With the release of her second full-length release, Born This Way, critics and “little monsters” alike are waiting to see if she will fall prey to the dreaded sophomore slump or shut up the nay-sayers once and for all. But, before we get to whether she managed to pull it off or not, let’s take a trip through the highs and lows of the past few months in the Gagaverse.

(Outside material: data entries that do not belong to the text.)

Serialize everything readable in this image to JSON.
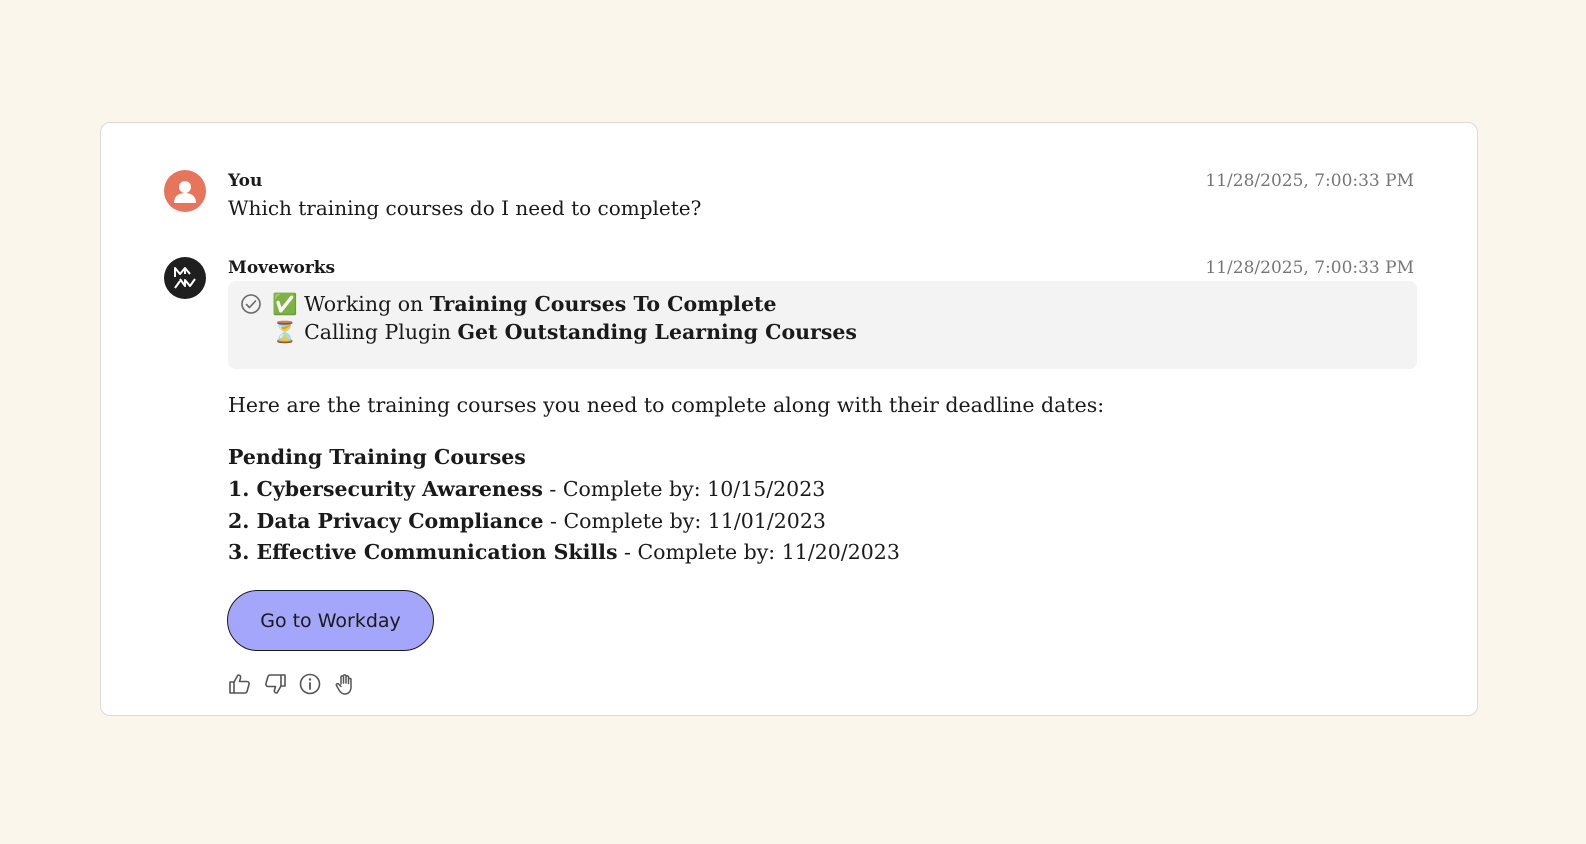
{
  "messages": {
    "user": {
      "sender": "You",
      "timestamp": "11/28/2025, 7:00:33 PM",
      "text": "Which training courses do I need to complete?",
      "avatar_color": "#e7755b"
    },
    "bot": {
      "sender": "Moveworks",
      "timestamp": "11/28/2025, 7:00:33 PM",
      "avatar_color": "#1f1f1f",
      "status": {
        "line1_emoji": "✅",
        "line1_prefix": "Working on",
        "line1_bold": "Training Courses To Complete",
        "line2_emoji": "⏳",
        "line2_prefix": "Calling Plugin",
        "line2_bold": "Get Outstanding Learning Courses"
      },
      "intro": "Here are the training courses you need to complete along with their deadline dates:",
      "list_title": "Pending Training Courses",
      "courses": [
        {
          "name": "1. Cybersecurity Awareness",
          "deadline": " - Complete by: 10/15/2023"
        },
        {
          "name": "2. Data Privacy Compliance",
          "deadline": " - Complete by: 11/01/2023"
        },
        {
          "name": "3. Effective Communication Skills",
          "deadline": " - Complete by: 11/20/2023"
        }
      ],
      "cta_label": "Go to Workday",
      "cta_color": "#a4a6fb"
    }
  },
  "actions": [
    "thumbs-up-icon",
    "thumbs-down-icon",
    "info-icon",
    "hand-icon"
  ]
}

HIGH: Gaga largely got where she is today through releasing outlandish, epic music videos that could more accurately be called “short films.” There was “Paparazzi” with its dance routine that involved a Metropolis-inspired gold body cast, wheelchair and crutches, “Bad Romance” with its Alexander McQueen outfits and bedroom arson, and “Telephone” with its prison break-out and sandwich-making. Needless to say, that’s a lot to live up to and Gaga manages to do just that with the first two videos from this album. The first is for “Born This Way,” Gaga’s anthem for the bullied black sheep of the world, which features Gaga giving birth to a new race of Gagas that bear no prejudice, as well as a cameo by Rick “Rico” Genest, the model famous for having a skull tattooed on his face. There’s also a random unicorn, a nod to the gays in the form of a pink triangle motif, and a battle of good versus evil. Classic Gaga.

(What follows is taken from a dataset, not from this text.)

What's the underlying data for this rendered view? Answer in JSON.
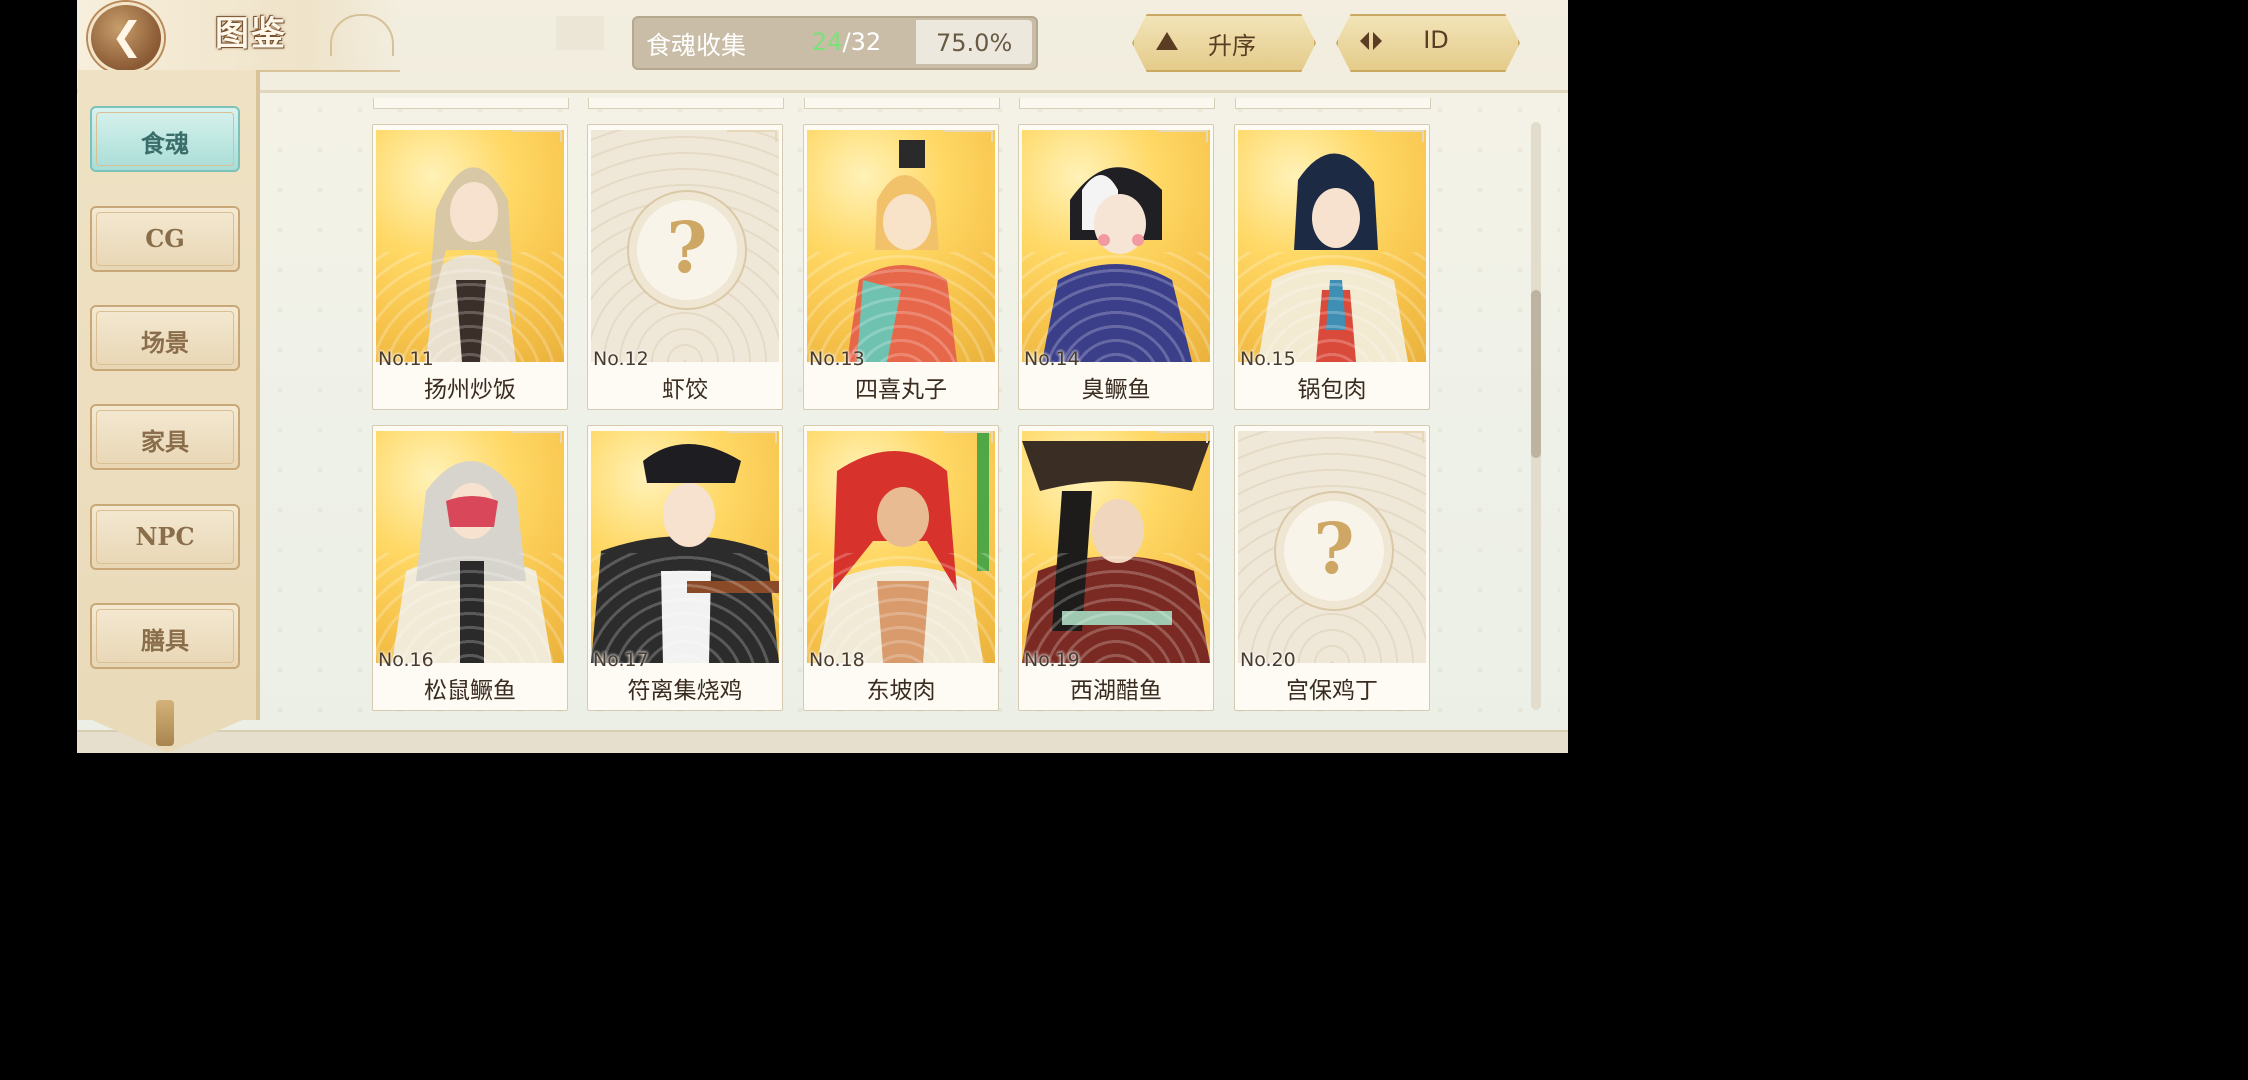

Her second video for “Judas” was her and her choreographer Laurie Ann Gibson’s directorial debut. Gaga appears as a motorcycle-riding Guadalupe (Gagalupe, if you will) that is torn between a Latino Jesus wearing a crown of golden thorns and the bad boy Judas. Guns that shoot lipstick, feet washing, and a finale where Gaga appears in a Harijuku district style wedding dress and is stoned to death. Subtlety is clearly not in this girl’s vocabulary.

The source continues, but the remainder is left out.